CDOT Officially Announces Fare Increases

Fare increases on Connecticut’s rail and bus systems will take effect in December, Connecticut Department of Transportation Commissioner (CDOT) James P. Redeker announced today.

Train fares will go up 6 percent, including a previously approved 1 percent increase; bus fares will go up 16.7 percent, or 25 cents on a single one-way CTtransit bus trip.

“As we looked to meet our budget requirements, our primary goal was to maintain all existing bus and rail service statewide for the thousands of people who depend on them every day,” said Redeker. “Combined with other steps to reduce expenses, this fare increase allows us to meet that goal.”

Today’s announcement follows a series of six public hearings around the state on the proposed rail and bus fare increases. Almost 400 people commented on the proposed fares.  While some opposed a fare increase of any kind, there were no recommendations to cut service, a CDOT announcement said.

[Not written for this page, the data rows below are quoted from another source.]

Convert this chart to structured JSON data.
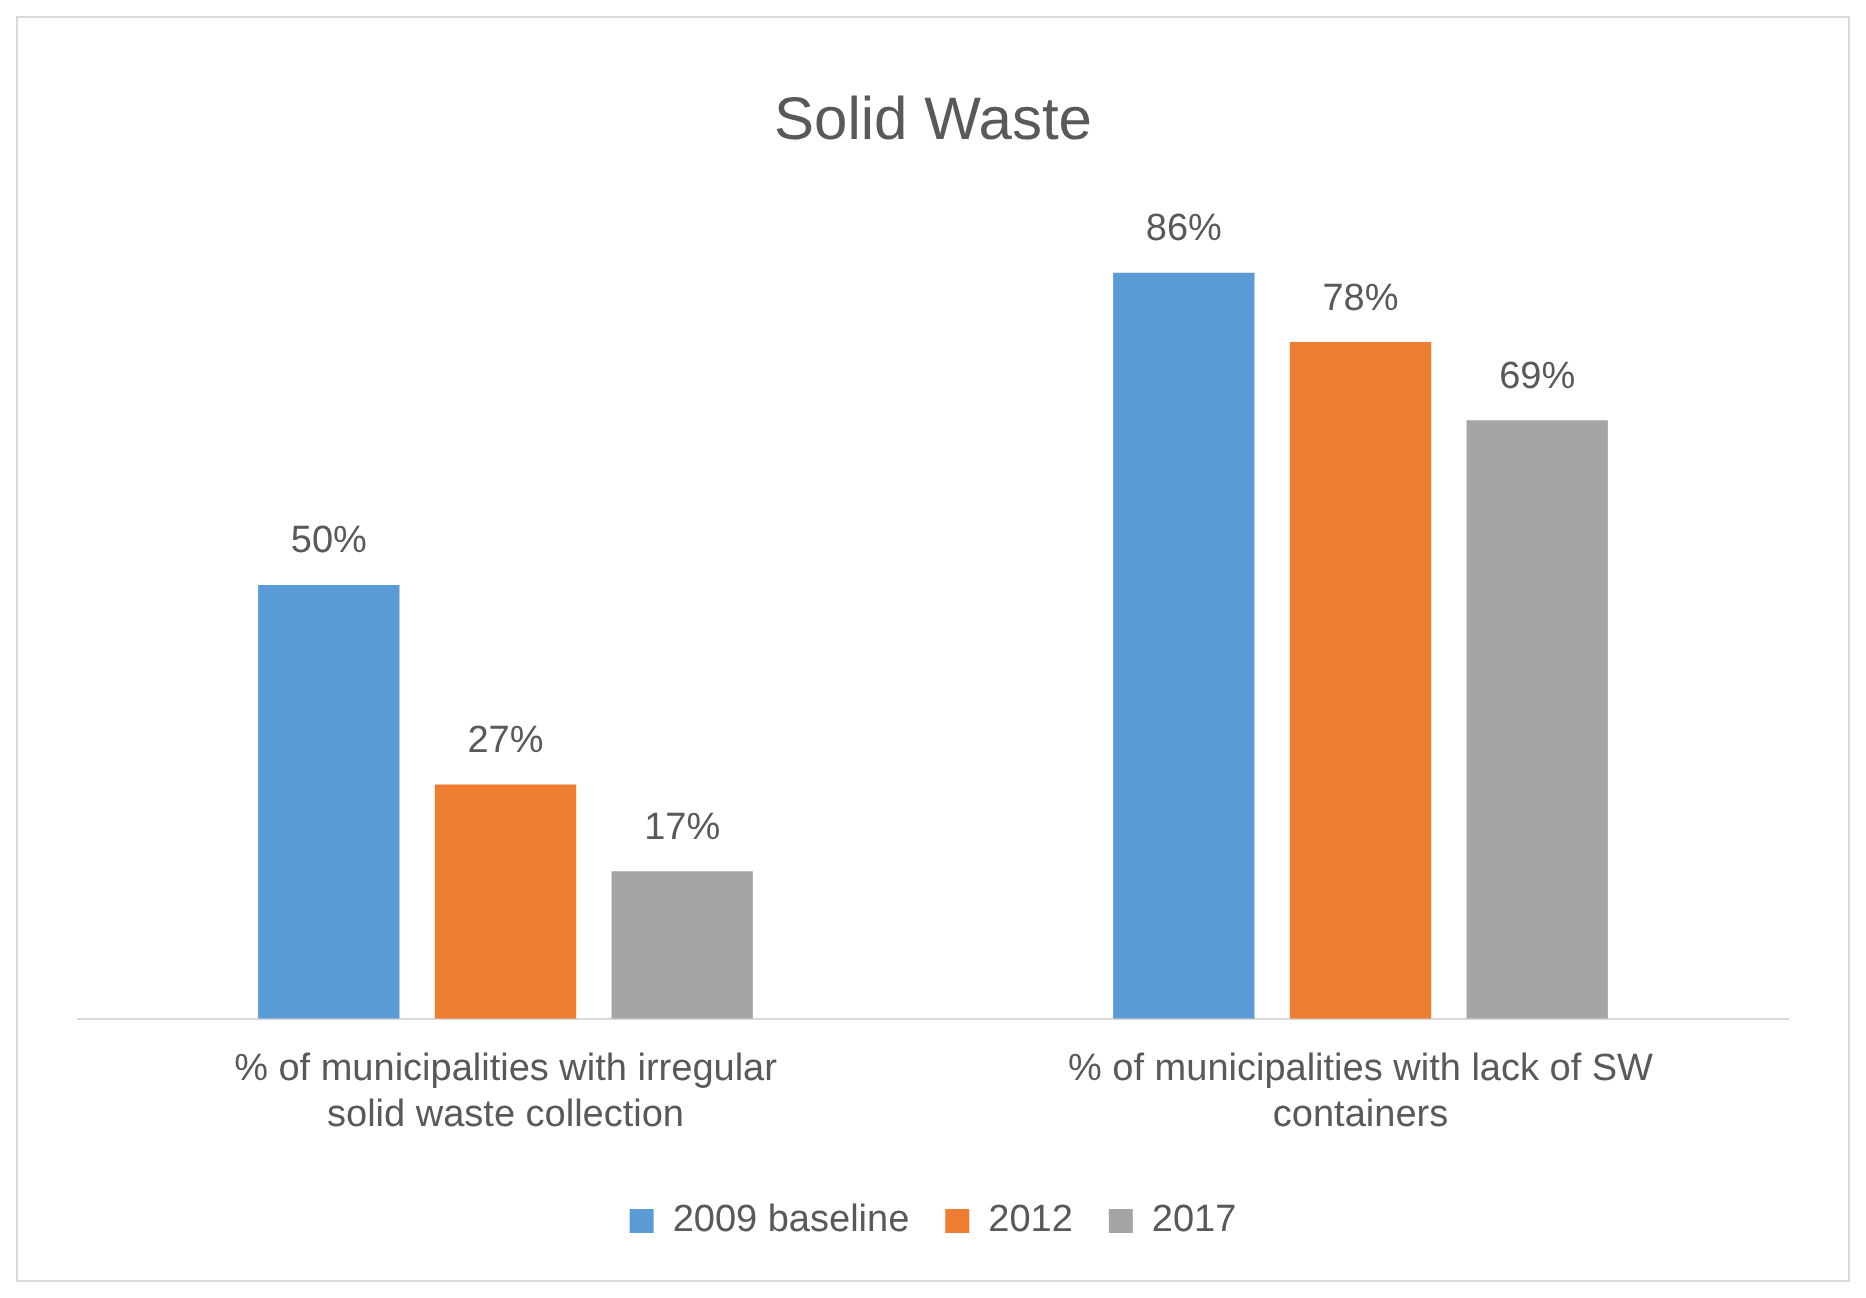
{
  "chart_data": {
    "type": "bar",
    "title": "Solid Waste",
    "categories": [
      "% of municipalities with irregular solid waste collection",
      "% of municipalities with lack of SW containers"
    ],
    "series": [
      {
        "name": "2009 baseline",
        "color": "#5b9bd5",
        "values": [
          50,
          86
        ],
        "value_labels": [
          "50%",
          "86%"
        ]
      },
      {
        "name": "2012",
        "color": "#ed7d31",
        "values": [
          27,
          78
        ],
        "value_labels": [
          "27%",
          "78%"
        ]
      },
      {
        "name": "2017",
        "color": "#a5a5a5",
        "values": [
          17,
          69
        ],
        "value_labels": [
          "17%",
          "69%"
        ]
      }
    ],
    "grid": false,
    "legend": "bottom"
  }
}
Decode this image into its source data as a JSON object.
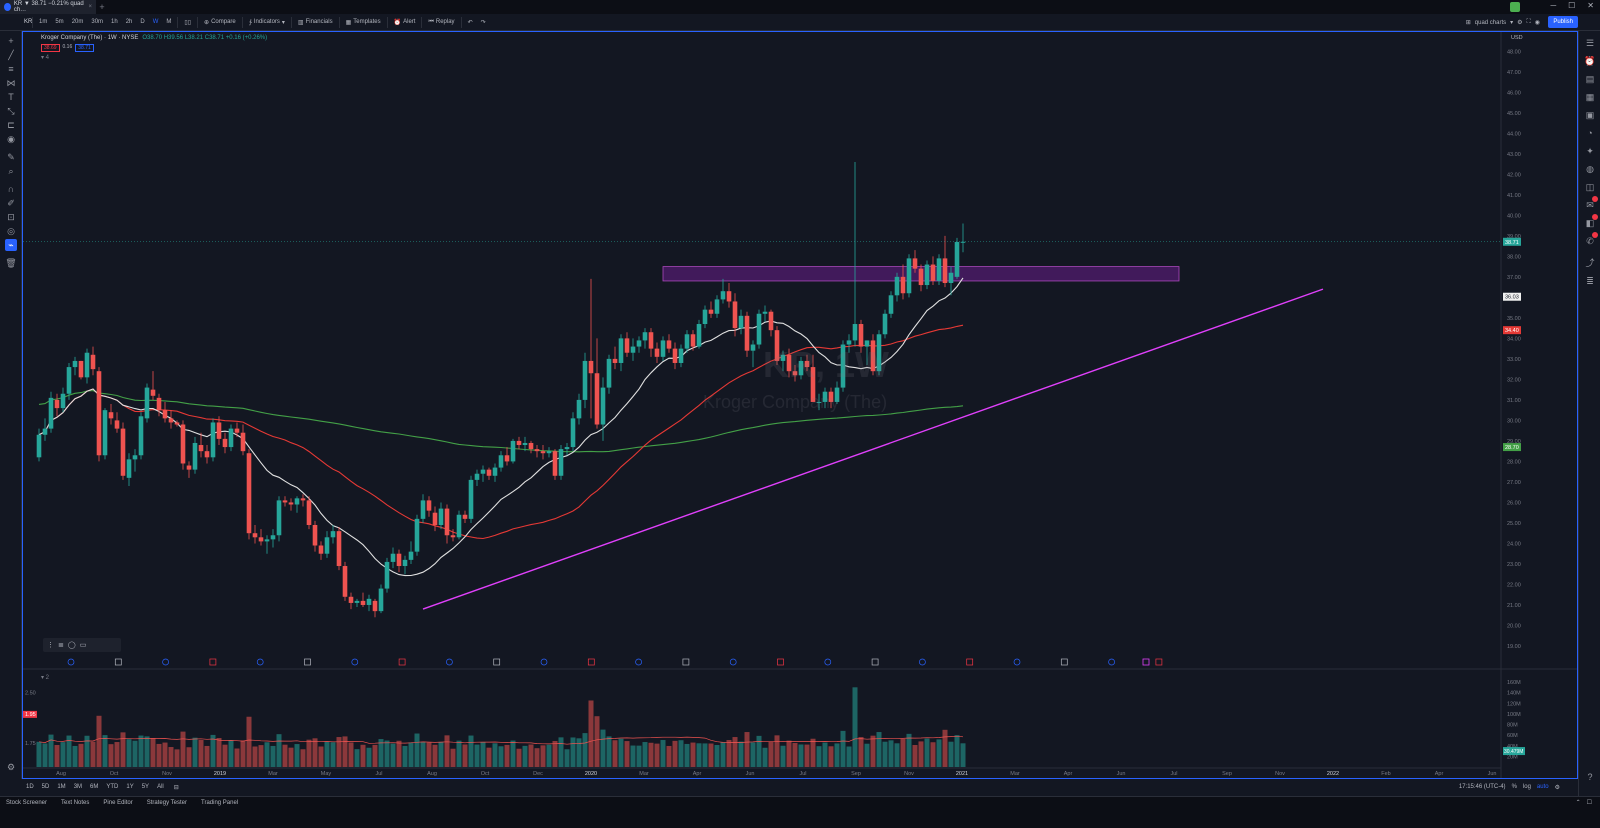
{
  "tab": {
    "label": "KR ▼ 38.71 −0.21% quad ch…",
    "close": "×",
    "new": "+"
  },
  "toolbar": {
    "symbol": "KR",
    "intervals": [
      "1m",
      "5m",
      "20m",
      "30m",
      "1h",
      "2h",
      "D",
      "W",
      "M"
    ],
    "compare": "Compare",
    "indicators": "Indicators",
    "financials": "Financials",
    "templates": "Templates",
    "alert": "Alert",
    "replay": "Replay",
    "layout_name": "quad charts",
    "publish": "Publish"
  },
  "legend": {
    "name": "Kroger Company (The) · 1W · NYSE",
    "ohlc": "O38.70 H39.56 L38.21 C38.71 +0.16 (+0.26%)",
    "bid": "38.69",
    "spread": "0.16",
    "ask": "38.71"
  },
  "watermark": {
    "ticker": "KR, 1W",
    "name": "Kroger Company (The)"
  },
  "price_axis": {
    "currency": "USD",
    "ticks": [
      "48.00",
      "47.00",
      "46.00",
      "45.00",
      "44.00",
      "43.00",
      "42.00",
      "41.00",
      "40.00",
      "39.00",
      "38.00",
      "37.00",
      "36.00",
      "35.00",
      "34.00",
      "33.00",
      "32.00",
      "31.00",
      "30.00",
      "29.00",
      "28.00",
      "27.00",
      "26.00",
      "25.00",
      "24.00",
      "23.00",
      "22.00",
      "21.00",
      "20.00",
      "19.00"
    ],
    "last_price": "38.71",
    "ma20_label": "36.03",
    "ma50_label": "34.40",
    "ma200_label": "28.70"
  },
  "volume_axis": {
    "ticks": [
      "160M",
      "140M",
      "120M",
      "100M",
      "80M",
      "60M",
      "40M",
      "20M"
    ],
    "left_ticks": [
      "2.50",
      "1.75"
    ],
    "left_marker": "1.95",
    "current": "30.479M"
  },
  "time_axis": {
    "labels": [
      "Aug",
      "Oct",
      "Nov",
      "2019",
      "Mar",
      "May",
      "Jul",
      "Aug",
      "Oct",
      "Dec",
      "2020",
      "Mar",
      "Apr",
      "Jun",
      "Jul",
      "Sep",
      "Nov",
      "2021",
      "Mar",
      "Apr",
      "Jun",
      "Jul",
      "Sep",
      "Nov",
      "2022",
      "Feb",
      "Apr",
      "Jun"
    ]
  },
  "bottombar": {
    "ranges": [
      "1D",
      "5D",
      "1M",
      "3M",
      "6M",
      "YTD",
      "1Y",
      "5Y",
      "All"
    ],
    "time": "17:15:46 (UTC-4)",
    "pct": "%",
    "log": "log",
    "auto": "auto"
  },
  "panels": [
    "Stock Screener",
    "Text Notes",
    "Pine Editor",
    "Strategy Tester",
    "Trading Panel"
  ],
  "chart_data": {
    "type": "candlestick",
    "candles_ohlc": [
      [
        28.2,
        29.6,
        28.0,
        29.3
      ],
      [
        29.3,
        30.1,
        29.0,
        29.6
      ],
      [
        29.6,
        31.4,
        29.4,
        31.1
      ],
      [
        31.0,
        31.3,
        30.2,
        30.6
      ],
      [
        30.6,
        31.6,
        30.4,
        31.3
      ],
      [
        31.3,
        32.8,
        31.0,
        32.6
      ],
      [
        32.6,
        33.1,
        32.2,
        32.9
      ],
      [
        32.9,
        32.9,
        32.0,
        32.1
      ],
      [
        32.1,
        33.5,
        31.8,
        33.3
      ],
      [
        33.2,
        33.6,
        32.2,
        32.5
      ],
      [
        32.4,
        32.6,
        28.0,
        28.3
      ],
      [
        28.3,
        30.6,
        28.1,
        30.5
      ],
      [
        30.4,
        30.8,
        29.8,
        30.1
      ],
      [
        30.0,
        30.4,
        29.4,
        29.6
      ],
      [
        29.6,
        29.9,
        27.1,
        27.3
      ],
      [
        27.2,
        28.4,
        26.8,
        28.1
      ],
      [
        28.1,
        28.6,
        27.5,
        28.3
      ],
      [
        28.3,
        30.4,
        28.1,
        30.2
      ],
      [
        30.1,
        31.8,
        29.9,
        31.6
      ],
      [
        31.5,
        32.4,
        31.0,
        31.2
      ],
      [
        31.1,
        31.3,
        30.2,
        30.5
      ],
      [
        30.5,
        30.9,
        29.9,
        30.1
      ],
      [
        30.1,
        30.5,
        29.6,
        29.9
      ],
      [
        29.9,
        30.0,
        29.7,
        29.8
      ],
      [
        29.8,
        30.0,
        27.6,
        27.9
      ],
      [
        27.8,
        28.0,
        27.2,
        27.6
      ],
      [
        27.6,
        29.2,
        27.4,
        28.9
      ],
      [
        28.8,
        29.4,
        28.2,
        28.5
      ],
      [
        28.5,
        28.8,
        27.9,
        28.2
      ],
      [
        28.2,
        30.1,
        28.0,
        29.9
      ],
      [
        29.9,
        30.2,
        28.8,
        29.1
      ],
      [
        29.1,
        29.4,
        28.4,
        28.7
      ],
      [
        28.7,
        29.8,
        28.5,
        29.6
      ],
      [
        29.6,
        29.9,
        29.2,
        29.4
      ],
      [
        29.4,
        29.8,
        28.3,
        28.5
      ],
      [
        28.4,
        28.6,
        24.2,
        24.5
      ],
      [
        24.5,
        24.9,
        24.0,
        24.3
      ],
      [
        24.3,
        24.7,
        23.9,
        24.1
      ],
      [
        24.1,
        24.4,
        23.5,
        24.2
      ],
      [
        24.2,
        24.7,
        23.8,
        24.4
      ],
      [
        24.4,
        26.3,
        24.1,
        26.1
      ],
      [
        26.1,
        26.3,
        25.8,
        26.0
      ],
      [
        26.0,
        26.2,
        25.6,
        25.9
      ],
      [
        25.9,
        26.3,
        25.5,
        26.2
      ],
      [
        26.2,
        26.4,
        25.8,
        26.1
      ],
      [
        26.1,
        26.3,
        24.7,
        24.9
      ],
      [
        24.9,
        25.1,
        23.6,
        23.9
      ],
      [
        23.9,
        24.1,
        23.2,
        23.5
      ],
      [
        23.5,
        24.6,
        23.3,
        24.3
      ],
      [
        24.3,
        24.9,
        24.0,
        24.6
      ],
      [
        24.6,
        24.8,
        22.7,
        22.9
      ],
      [
        22.9,
        23.1,
        21.2,
        21.4
      ],
      [
        21.4,
        21.6,
        20.8,
        21.1
      ],
      [
        21.1,
        21.3,
        20.9,
        21.2
      ],
      [
        21.2,
        21.6,
        20.9,
        21.0
      ],
      [
        21.0,
        21.5,
        20.7,
        21.3
      ],
      [
        21.2,
        21.3,
        20.4,
        20.7
      ],
      [
        20.7,
        22.0,
        20.6,
        21.8
      ],
      [
        21.8,
        23.3,
        21.6,
        23.1
      ],
      [
        23.1,
        23.8,
        22.8,
        23.5
      ],
      [
        23.5,
        23.7,
        22.6,
        22.9
      ],
      [
        22.9,
        23.4,
        22.5,
        23.2
      ],
      [
        23.2,
        24.1,
        23.0,
        23.6
      ],
      [
        23.6,
        25.4,
        23.4,
        25.2
      ],
      [
        25.2,
        26.4,
        25.0,
        26.1
      ],
      [
        26.1,
        26.3,
        25.3,
        25.6
      ],
      [
        25.5,
        25.8,
        24.6,
        24.9
      ],
      [
        24.9,
        26.0,
        24.7,
        25.7
      ],
      [
        25.7,
        25.9,
        24.0,
        24.4
      ],
      [
        24.4,
        24.7,
        24.1,
        24.3
      ],
      [
        24.3,
        25.6,
        24.2,
        25.4
      ],
      [
        25.4,
        25.6,
        25.0,
        25.2
      ],
      [
        25.2,
        27.3,
        25.0,
        27.1
      ],
      [
        27.1,
        27.6,
        26.8,
        27.4
      ],
      [
        27.4,
        27.8,
        27.0,
        27.6
      ],
      [
        27.6,
        27.7,
        27.1,
        27.3
      ],
      [
        27.3,
        27.9,
        27.0,
        27.7
      ],
      [
        27.7,
        28.5,
        27.5,
        28.3
      ],
      [
        28.3,
        28.7,
        27.8,
        28.0
      ],
      [
        28.0,
        29.1,
        27.9,
        29.0
      ],
      [
        29.0,
        29.2,
        28.6,
        28.8
      ],
      [
        28.8,
        29.2,
        28.5,
        28.9
      ],
      [
        28.9,
        29.0,
        28.4,
        28.6
      ],
      [
        28.6,
        28.8,
        28.2,
        28.5
      ],
      [
        28.5,
        28.8,
        28.1,
        28.4
      ],
      [
        28.4,
        28.7,
        28.2,
        28.5
      ],
      [
        28.5,
        28.6,
        27.1,
        27.3
      ],
      [
        27.3,
        28.8,
        27.1,
        28.6
      ],
      [
        28.6,
        28.9,
        28.3,
        28.7
      ],
      [
        28.7,
        30.4,
        28.5,
        30.1
      ],
      [
        30.1,
        31.3,
        29.8,
        31.0
      ],
      [
        31.0,
        33.3,
        30.6,
        32.9
      ],
      [
        32.9,
        36.9,
        30.1,
        32.3
      ],
      [
        32.3,
        34.0,
        29.6,
        29.8
      ],
      [
        29.8,
        32.1,
        29.0,
        31.6
      ],
      [
        31.6,
        33.2,
        31.3,
        33.0
      ],
      [
        33.0,
        33.6,
        32.5,
        32.8
      ],
      [
        32.8,
        34.2,
        32.4,
        34.0
      ],
      [
        34.0,
        34.3,
        33.1,
        33.3
      ],
      [
        33.3,
        34.0,
        32.9,
        33.6
      ],
      [
        33.6,
        34.1,
        33.3,
        33.9
      ],
      [
        33.9,
        34.5,
        33.5,
        34.3
      ],
      [
        34.3,
        34.5,
        33.1,
        33.5
      ],
      [
        33.5,
        33.8,
        32.8,
        33.1
      ],
      [
        33.1,
        34.1,
        32.9,
        33.9
      ],
      [
        33.9,
        34.2,
        33.3,
        33.5
      ],
      [
        33.5,
        33.8,
        32.5,
        32.8
      ],
      [
        32.8,
        33.7,
        32.6,
        33.5
      ],
      [
        33.5,
        34.4,
        33.3,
        34.2
      ],
      [
        34.2,
        34.4,
        33.4,
        33.6
      ],
      [
        33.6,
        34.9,
        33.5,
        34.7
      ],
      [
        34.7,
        35.6,
        34.5,
        35.4
      ],
      [
        35.4,
        35.8,
        35.0,
        35.2
      ],
      [
        35.2,
        36.1,
        35.0,
        35.9
      ],
      [
        35.9,
        36.9,
        35.7,
        36.3
      ],
      [
        36.3,
        36.7,
        35.5,
        35.8
      ],
      [
        35.8,
        36.2,
        34.1,
        34.5
      ],
      [
        34.5,
        35.4,
        34.2,
        35.1
      ],
      [
        35.1,
        35.3,
        33.1,
        33.4
      ],
      [
        33.4,
        33.9,
        32.6,
        33.7
      ],
      [
        33.7,
        35.4,
        33.5,
        35.2
      ],
      [
        35.2,
        35.6,
        34.8,
        35.3
      ],
      [
        35.3,
        35.4,
        34.1,
        34.4
      ],
      [
        34.4,
        34.6,
        32.7,
        32.9
      ],
      [
        32.9,
        33.4,
        32.4,
        33.2
      ],
      [
        33.2,
        33.5,
        32.1,
        32.4
      ],
      [
        32.4,
        32.7,
        31.9,
        32.2
      ],
      [
        32.2,
        33.1,
        32.0,
        32.9
      ],
      [
        32.9,
        33.2,
        32.4,
        32.6
      ],
      [
        32.6,
        33.2,
        31.9,
        30.9
      ],
      [
        30.9,
        31.3,
        30.5,
        30.9
      ],
      [
        30.9,
        31.6,
        30.6,
        31.4
      ],
      [
        31.4,
        31.6,
        30.6,
        30.9
      ],
      [
        30.9,
        31.9,
        30.8,
        31.6
      ],
      [
        31.6,
        33.9,
        31.4,
        33.7
      ],
      [
        33.7,
        34.2,
        33.3,
        33.9
      ],
      [
        33.9,
        42.6,
        33.6,
        34.7
      ],
      [
        34.7,
        34.9,
        33.3,
        33.6
      ],
      [
        33.6,
        33.9,
        32.7,
        33.9
      ],
      [
        33.9,
        34.2,
        32.2,
        32.4
      ],
      [
        32.4,
        34.4,
        32.2,
        34.2
      ],
      [
        34.2,
        35.4,
        34.0,
        35.2
      ],
      [
        35.2,
        36.3,
        35.0,
        36.1
      ],
      [
        36.1,
        37.2,
        35.8,
        37.0
      ],
      [
        37.0,
        37.6,
        35.9,
        36.2
      ],
      [
        36.2,
        38.1,
        36.0,
        37.9
      ],
      [
        37.9,
        38.3,
        37.2,
        37.4
      ],
      [
        37.4,
        37.6,
        36.3,
        36.6
      ],
      [
        36.6,
        37.8,
        36.4,
        37.6
      ],
      [
        37.6,
        38.0,
        36.6,
        36.8
      ],
      [
        36.8,
        38.1,
        36.6,
        37.9
      ],
      [
        37.9,
        39.0,
        36.5,
        36.7
      ],
      [
        36.7,
        37.5,
        36.1,
        37.2
      ],
      [
        37.0,
        38.9,
        36.9,
        38.7
      ],
      [
        38.7,
        39.6,
        38.2,
        38.71
      ]
    ],
    "resistance_zone": [
      36.8,
      37.5
    ],
    "trendline": [
      [
        20.8
      ],
      [
        36.4
      ]
    ],
    "series": [
      {
        "name": "SMA 20"
      },
      {
        "name": "SMA 50"
      },
      {
        "name": "SMA 200"
      }
    ]
  },
  "colors": {
    "up": "#26a69a",
    "down": "#ef5350",
    "ma20": "#e0e0e0",
    "ma50": "#e53935",
    "ma200": "#43a047",
    "trend": "#e040fb",
    "zone": "#7b1fa2",
    "bg": "#131722",
    "accent": "#2962ff"
  }
}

The rail fare increase will apply to the New Haven Line and Shore Line East on tickets purchased for travel to or from stations in Connecticut and will take effect Dec. 1

In addition to the fare increase, the current 2 percent discount on “Mail and Ride” tickets will be eliminated and the discount on the combined monthly rail ticket and unlimited-ride MetroCard will be reduced from 4 percent to 2 percent beginning with the purchase of December tickets, CDOT said.

The bus fare increase, effective Dec. 4, will apply to the eight CTtransit service areas, including Hartford, New Haven, Waterbury, Bristol, New Britain, Stamford, Wallingford and Meriden, as well as CTfastrak.

Jim Cameron, head of the Commuter Action Group and former WestportNow columnist, said: “Nobody wanted this fare increase.  Not Governor Malloy, not the CDOT and certainly not the commuters. But it was necessitated by the failure of the legislature to pass a balanced budget this spring. 

“The majority Democrats handed their own governor a $192 million deficit and said ‘you figure it out’, and he did, with layoffs, budget cuts and this fare hike.”

Cameron added, “This cements Metro-North in Connecticut’s distinction as the most expensive commuter rail line in the U.S., despite years of declining service, reduced speeds and over-crowding. And I fear this fare hike is only the beginning.”